Ik denk dat iedereen, de Efteling incluis, het er wel over eens is..
Die twintig miljoen euro, het maandenlange geblaat over een *uniek
ritsysteem*, al het werk dat erin is gaan zitten, en het is niks meer
of minder dan een grote domper. Ze zullen er zelf ook wel ontzettend
van balen. Schuld van Kumbak? Welnee. Alles dat er op de Vliegende
Hollander aan te merken valt is volkomen kenmerkend voor het beleid
en de besluitvorming van de Efteling ten aanzien van dit project.
Heel veel tijd, heel veel moeite en vooral héél veel geld is gaan
zitten in een attractie die haar verwachtingen op heel veel punten
niet waarmaakt. Ik kan me niet voorstellen dat ze dat bij de Efteling
zelf ook niet weten.
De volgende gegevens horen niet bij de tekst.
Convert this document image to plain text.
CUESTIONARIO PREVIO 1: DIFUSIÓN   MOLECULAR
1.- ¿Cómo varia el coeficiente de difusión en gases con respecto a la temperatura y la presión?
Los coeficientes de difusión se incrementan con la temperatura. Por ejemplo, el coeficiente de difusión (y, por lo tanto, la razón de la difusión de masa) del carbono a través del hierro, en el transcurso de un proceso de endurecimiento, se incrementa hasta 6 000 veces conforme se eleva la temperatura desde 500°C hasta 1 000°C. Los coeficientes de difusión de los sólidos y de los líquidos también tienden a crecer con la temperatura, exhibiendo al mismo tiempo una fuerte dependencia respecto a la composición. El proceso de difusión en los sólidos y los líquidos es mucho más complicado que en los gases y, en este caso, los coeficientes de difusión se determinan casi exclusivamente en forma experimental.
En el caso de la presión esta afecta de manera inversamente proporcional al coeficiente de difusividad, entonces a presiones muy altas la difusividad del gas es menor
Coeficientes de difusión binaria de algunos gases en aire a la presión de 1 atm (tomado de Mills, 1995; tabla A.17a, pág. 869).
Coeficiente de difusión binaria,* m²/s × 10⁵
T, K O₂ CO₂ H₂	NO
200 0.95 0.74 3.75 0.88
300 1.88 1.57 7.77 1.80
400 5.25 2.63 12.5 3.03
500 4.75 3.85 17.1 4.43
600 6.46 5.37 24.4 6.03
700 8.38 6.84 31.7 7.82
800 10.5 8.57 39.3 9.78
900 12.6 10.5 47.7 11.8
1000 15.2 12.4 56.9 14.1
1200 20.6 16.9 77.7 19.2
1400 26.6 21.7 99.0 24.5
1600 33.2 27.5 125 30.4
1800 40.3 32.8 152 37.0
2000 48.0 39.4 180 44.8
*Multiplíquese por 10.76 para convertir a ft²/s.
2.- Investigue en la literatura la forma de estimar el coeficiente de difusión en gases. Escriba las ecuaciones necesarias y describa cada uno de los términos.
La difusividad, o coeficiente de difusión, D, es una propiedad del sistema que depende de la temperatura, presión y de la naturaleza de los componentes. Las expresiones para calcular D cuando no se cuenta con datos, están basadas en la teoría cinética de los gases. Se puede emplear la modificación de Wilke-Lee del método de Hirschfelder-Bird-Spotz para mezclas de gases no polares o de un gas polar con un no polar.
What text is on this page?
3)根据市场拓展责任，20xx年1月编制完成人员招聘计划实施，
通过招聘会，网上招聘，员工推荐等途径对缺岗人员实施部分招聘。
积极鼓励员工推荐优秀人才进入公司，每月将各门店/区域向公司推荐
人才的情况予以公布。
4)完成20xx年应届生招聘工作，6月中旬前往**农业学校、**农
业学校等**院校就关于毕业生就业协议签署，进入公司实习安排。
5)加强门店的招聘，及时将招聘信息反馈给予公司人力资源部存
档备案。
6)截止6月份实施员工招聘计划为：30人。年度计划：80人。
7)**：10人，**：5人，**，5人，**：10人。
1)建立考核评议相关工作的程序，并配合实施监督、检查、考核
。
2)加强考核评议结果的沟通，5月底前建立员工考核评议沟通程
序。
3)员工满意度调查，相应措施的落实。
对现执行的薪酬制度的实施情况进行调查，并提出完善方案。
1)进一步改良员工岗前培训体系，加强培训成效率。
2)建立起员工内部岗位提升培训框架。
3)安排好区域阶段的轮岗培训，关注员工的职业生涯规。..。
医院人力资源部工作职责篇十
Ik hoorde vorige week dat er taart op kantoor
was omdat de Vliegende Hollander volgens de eerste resultaten van de
park-enquete de hoogste waardering had gekregen. Knap hoor. Dé nieuwe
attractie van de Efteling, en ook nog eens eentje die je in een
vijver laat plonzen nu het buiten steeds minstens twintig graden is.
Al had men moeten wachten in een wachtrij zonder huis, bibliotheek en
havencafé, al had er in de binnenscènes een ceedeetje van After
Forever opgestaan, al had er een bunnyhop minder in de track gezeten,
dan nóg is zo'n nieuwe attractie de eerste tijd heus wel de
populairste van het park.
De Vliegende Hollander heeft het geluk dat de splash een grote
aantrekkingskracht heeft bij lekker weer, maar verder durf ik te
betwijfelen of de attractie haar populariteit de komende jaren kan
handhaven. Dat kan best eens tegenvallen. Is het publiek minder
kritisch dan Eftelingliefhebbers? Tuurlijk. Een gemiddelde bezoeker
komt best tevreden uit de Vliegende Hollander, en daar is het de
Efteling tegenwoordig tenslotte om te doen. Maar dat de Efteling
wederom een grote attractie heeft neergezet die op geen enkele manier
van wereldniveau is gaat op den duur zijn tol wel eisen.
Nu maar weer wachten op de volgende attractie. Op een prettige
Eftelingstijl reken ik allang niet meer, maar ik hoop toch écht dat
de eerstvolgende toevoeging op het attractieaanbod niet zo hevig
geplaagd zal worden door een koppig, eigenwijs beleid en een treurig
gebrek aan expertise. Tijd voor een ferme, grondige cursus
Imagineering en voortaan gewoon weer iets uit de ritsysteem-catalogus
aanwijzen, anders wordt het met Attractie 2010 ook geen bliksem.